Question: low mapping rate, finding possible source of contamination
Hello, I have received small RNA-seq data from a pathogenic bacteria for bioinformatic analysis. After trimming the adaptors with trim_galore, fastq file was mapped (almost 1 million reads) to the reference genome using bowtie and got overall 26% mapping rate (unique + multiple mapped). Mapping rate dose not change much even if I allow two mismatches. For negative control, reads were also mapped to mouse genome which again gives 25% mapping rate, similar to what I get when I align to the bacterial genome. Most of these mapped reads map to rRNA ans tRNAs, this is why mapping to bacterial genome and mouse genome gives similar results. Now, I do not know what are those 75% unmapped reads.
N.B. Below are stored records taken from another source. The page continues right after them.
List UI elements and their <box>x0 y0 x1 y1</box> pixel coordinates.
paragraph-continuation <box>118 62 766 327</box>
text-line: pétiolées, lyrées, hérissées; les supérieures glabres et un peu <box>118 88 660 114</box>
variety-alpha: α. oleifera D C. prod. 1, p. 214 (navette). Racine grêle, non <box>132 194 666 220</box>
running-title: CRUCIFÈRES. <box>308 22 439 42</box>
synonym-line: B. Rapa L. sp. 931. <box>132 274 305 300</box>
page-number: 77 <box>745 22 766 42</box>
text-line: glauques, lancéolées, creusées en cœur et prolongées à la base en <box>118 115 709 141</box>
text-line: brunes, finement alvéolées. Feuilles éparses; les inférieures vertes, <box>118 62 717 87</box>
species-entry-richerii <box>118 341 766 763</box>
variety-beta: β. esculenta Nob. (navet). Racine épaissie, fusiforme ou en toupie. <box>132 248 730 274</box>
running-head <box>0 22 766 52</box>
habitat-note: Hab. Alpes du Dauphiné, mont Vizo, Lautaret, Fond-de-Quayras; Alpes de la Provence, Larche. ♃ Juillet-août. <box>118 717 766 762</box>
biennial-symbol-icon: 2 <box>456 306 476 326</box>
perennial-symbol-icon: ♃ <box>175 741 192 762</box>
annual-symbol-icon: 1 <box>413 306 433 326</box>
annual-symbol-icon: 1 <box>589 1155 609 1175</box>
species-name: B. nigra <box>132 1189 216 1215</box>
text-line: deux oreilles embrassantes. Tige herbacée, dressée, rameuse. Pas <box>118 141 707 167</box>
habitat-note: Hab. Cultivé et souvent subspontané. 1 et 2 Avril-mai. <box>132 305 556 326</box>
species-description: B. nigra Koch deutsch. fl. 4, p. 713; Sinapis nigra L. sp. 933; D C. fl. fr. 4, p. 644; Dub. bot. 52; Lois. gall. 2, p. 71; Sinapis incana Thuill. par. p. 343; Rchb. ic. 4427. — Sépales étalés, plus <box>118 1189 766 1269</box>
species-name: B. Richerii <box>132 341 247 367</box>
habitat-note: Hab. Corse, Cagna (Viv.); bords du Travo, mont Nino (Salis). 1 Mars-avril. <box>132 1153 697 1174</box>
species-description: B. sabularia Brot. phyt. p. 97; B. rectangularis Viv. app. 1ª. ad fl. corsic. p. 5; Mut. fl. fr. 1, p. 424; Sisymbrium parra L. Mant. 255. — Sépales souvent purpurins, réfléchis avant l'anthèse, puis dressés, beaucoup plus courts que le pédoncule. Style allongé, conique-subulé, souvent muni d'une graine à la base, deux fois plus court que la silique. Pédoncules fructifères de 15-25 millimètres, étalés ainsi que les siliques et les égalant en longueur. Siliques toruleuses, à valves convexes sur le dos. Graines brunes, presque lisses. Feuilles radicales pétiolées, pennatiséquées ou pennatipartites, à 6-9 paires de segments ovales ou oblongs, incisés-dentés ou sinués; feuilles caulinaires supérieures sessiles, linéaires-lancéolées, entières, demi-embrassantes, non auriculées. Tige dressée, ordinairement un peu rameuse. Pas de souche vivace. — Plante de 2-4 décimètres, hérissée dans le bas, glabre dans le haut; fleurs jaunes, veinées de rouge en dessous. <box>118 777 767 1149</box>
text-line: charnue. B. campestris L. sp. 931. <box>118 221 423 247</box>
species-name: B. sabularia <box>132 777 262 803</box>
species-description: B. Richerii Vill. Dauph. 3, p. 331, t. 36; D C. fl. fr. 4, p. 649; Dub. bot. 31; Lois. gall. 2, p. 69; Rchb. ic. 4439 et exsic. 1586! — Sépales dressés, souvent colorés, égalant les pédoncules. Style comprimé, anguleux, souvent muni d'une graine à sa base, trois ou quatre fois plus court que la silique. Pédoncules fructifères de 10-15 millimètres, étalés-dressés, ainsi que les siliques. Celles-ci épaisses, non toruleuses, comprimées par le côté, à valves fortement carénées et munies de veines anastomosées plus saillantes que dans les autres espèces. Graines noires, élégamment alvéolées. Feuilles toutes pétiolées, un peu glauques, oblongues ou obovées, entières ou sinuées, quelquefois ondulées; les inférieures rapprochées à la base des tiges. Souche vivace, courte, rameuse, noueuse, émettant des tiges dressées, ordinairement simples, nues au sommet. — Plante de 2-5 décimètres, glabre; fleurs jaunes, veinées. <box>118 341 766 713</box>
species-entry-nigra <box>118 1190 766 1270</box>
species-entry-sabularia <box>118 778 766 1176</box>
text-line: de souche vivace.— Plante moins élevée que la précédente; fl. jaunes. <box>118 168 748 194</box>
It is possible that there was contamination(s) during library preparation, etc. How can I find the source of contamination? Is there a way to BLAST unmapped reads to find out which genome/strain they are probably coming from?


There are a lot of possibilities, with contamination being just one; others include incomplete adapter-trimming. Sometimes fastQC is helpful in this kind of situation (bowtie cannot map low-quality reads, for example); sometimes, using a different aligner helps, and sometimes BLASTing for contaminant organisms is useful. But for example, "After trimming the adaptors with trim_galore" is not informative - you need to describe the command used, the results, and perhaps the length distribution afterward.